Antoine Flahault : La cellulite est le terme médical décrivant l’action destructrice de la bactérie dans nos tissus et que le langage populaire appelle un peu à tort la « bactérie dévoreuse de peau », car elle détruit le tissu sous-cutané mais ne le « mange » pas. C’est une infection très grave et d’évolution très rapide chez la personne contaminée qui peut conduire à la septicémie et au décès des personnes vulnérables avant même que les antibiotiques aient pu agir.

A quel point est-elle présente en France et en Europe à l’heure actuelle ?

Antoine Flahault : Vibrio vulnificus est une bactérie qui se développe dans les estuaires et les étendues d’eau saumâtre, d’autant mieux que leur salinité est faible et la température de l’eau élevée. On la retrouve donc sur certaines côtes nord-américaines, plutôt en Floride jusqu’à présent, mais elle remonte aujourd’hui vers New York et le Connecticut. Elle peut se propager aussi, potentiellement, en Europe et donc en France. Cela-dit les toxi-infections alimentaires (TIAC) dues à des vibrions ont représenté moins de 0,4% de l’ensemble des origines des TIAC rapportées récemment en Europe. Donc jusqu’à présent ce sont des infections très rares en Europe.

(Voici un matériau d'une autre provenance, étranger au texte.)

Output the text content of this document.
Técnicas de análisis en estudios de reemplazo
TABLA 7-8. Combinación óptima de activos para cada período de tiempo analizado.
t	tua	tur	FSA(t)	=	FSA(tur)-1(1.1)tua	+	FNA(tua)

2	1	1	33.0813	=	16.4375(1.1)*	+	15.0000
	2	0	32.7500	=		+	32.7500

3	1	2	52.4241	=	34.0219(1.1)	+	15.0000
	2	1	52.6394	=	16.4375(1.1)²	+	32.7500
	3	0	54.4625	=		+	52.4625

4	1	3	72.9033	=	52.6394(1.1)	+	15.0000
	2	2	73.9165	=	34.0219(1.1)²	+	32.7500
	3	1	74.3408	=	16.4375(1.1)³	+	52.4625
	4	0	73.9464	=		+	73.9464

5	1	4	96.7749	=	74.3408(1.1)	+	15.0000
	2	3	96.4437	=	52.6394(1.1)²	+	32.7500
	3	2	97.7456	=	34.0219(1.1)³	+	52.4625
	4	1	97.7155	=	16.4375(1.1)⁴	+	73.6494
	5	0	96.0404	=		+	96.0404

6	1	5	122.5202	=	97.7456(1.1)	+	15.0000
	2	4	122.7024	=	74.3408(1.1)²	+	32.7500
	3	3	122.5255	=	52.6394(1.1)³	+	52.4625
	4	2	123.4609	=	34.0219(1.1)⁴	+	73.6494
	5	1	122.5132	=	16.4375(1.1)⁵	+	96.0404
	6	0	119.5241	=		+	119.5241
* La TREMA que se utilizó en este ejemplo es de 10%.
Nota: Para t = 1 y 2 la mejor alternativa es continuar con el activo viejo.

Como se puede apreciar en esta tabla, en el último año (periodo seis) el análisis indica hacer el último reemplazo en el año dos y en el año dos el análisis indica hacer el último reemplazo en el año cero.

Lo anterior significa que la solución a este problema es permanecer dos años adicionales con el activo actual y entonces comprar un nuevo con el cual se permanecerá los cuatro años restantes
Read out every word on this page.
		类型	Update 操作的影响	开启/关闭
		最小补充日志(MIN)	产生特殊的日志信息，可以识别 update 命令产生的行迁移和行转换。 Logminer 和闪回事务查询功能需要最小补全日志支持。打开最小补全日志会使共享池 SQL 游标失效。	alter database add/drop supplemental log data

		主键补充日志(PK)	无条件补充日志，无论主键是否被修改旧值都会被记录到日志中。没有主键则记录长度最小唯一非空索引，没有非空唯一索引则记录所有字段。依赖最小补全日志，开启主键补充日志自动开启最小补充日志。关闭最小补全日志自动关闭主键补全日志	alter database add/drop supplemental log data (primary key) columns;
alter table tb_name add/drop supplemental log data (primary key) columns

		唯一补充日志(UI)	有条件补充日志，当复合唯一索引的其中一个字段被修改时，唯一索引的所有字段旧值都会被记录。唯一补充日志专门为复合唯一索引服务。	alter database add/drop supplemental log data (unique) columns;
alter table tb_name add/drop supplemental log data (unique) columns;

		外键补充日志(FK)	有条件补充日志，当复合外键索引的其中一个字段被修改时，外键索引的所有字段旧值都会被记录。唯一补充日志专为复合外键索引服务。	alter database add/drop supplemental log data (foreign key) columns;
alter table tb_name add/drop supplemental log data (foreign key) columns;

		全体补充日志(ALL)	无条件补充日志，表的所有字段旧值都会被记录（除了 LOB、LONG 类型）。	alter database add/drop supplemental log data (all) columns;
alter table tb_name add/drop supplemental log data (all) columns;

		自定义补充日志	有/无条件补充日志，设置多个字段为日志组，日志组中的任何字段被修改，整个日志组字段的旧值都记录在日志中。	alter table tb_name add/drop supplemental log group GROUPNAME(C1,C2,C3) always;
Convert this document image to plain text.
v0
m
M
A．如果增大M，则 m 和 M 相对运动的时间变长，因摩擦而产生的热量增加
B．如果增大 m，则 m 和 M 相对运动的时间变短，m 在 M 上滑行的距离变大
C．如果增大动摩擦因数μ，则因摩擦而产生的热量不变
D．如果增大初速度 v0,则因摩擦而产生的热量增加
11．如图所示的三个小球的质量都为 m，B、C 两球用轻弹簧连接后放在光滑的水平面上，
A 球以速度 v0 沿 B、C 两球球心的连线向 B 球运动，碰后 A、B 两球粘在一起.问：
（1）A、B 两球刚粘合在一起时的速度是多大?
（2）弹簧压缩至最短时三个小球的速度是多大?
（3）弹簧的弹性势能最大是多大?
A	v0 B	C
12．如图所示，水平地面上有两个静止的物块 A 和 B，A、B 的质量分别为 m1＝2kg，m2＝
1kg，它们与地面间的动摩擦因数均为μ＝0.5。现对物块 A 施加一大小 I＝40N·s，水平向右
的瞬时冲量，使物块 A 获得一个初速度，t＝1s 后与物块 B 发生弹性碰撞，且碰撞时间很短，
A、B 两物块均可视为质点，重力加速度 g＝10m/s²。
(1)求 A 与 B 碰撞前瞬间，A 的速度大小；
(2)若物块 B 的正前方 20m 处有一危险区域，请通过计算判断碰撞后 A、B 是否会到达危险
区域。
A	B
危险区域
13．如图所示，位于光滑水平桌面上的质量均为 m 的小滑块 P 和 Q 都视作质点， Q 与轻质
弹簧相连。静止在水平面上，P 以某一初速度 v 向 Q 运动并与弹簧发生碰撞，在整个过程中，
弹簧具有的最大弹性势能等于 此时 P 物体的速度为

Dans quelle mesure, avec le réchauffement climatique, pourrait-on craindre son développement sur nos côtes ?

Antoine Flahault : Oui, le réchauffement de l’eau de mer, couplé à sa moindre salinité, par exemple en bordure d’estuaires après de fortes pluies, sont des conditions environnementales qui pourraient être favorables au développement de Vibrio vulnificus.

Peut-on s’attendre à un problème de santé publique futur ? Peut-on l’anticiper ?

Antoine Flahault : On ne sait pas prédire ce genre d’événements, mais on peut toujours essayer de mieux les anticiper, par une veille sanitaire et environnementale et par des recommandations sanitaires efficaces en cas de risque détecté. En cas d’alerte, ce qui n’est pas le cas en France, rappelons-le aujourd’hui, il s’agit alors de recommander de ne pas consommer de fruits de mer crus, ni de nager en eau vive contaminée, surtout pour les personnes à haut risque de formes graves de ce type d’infections.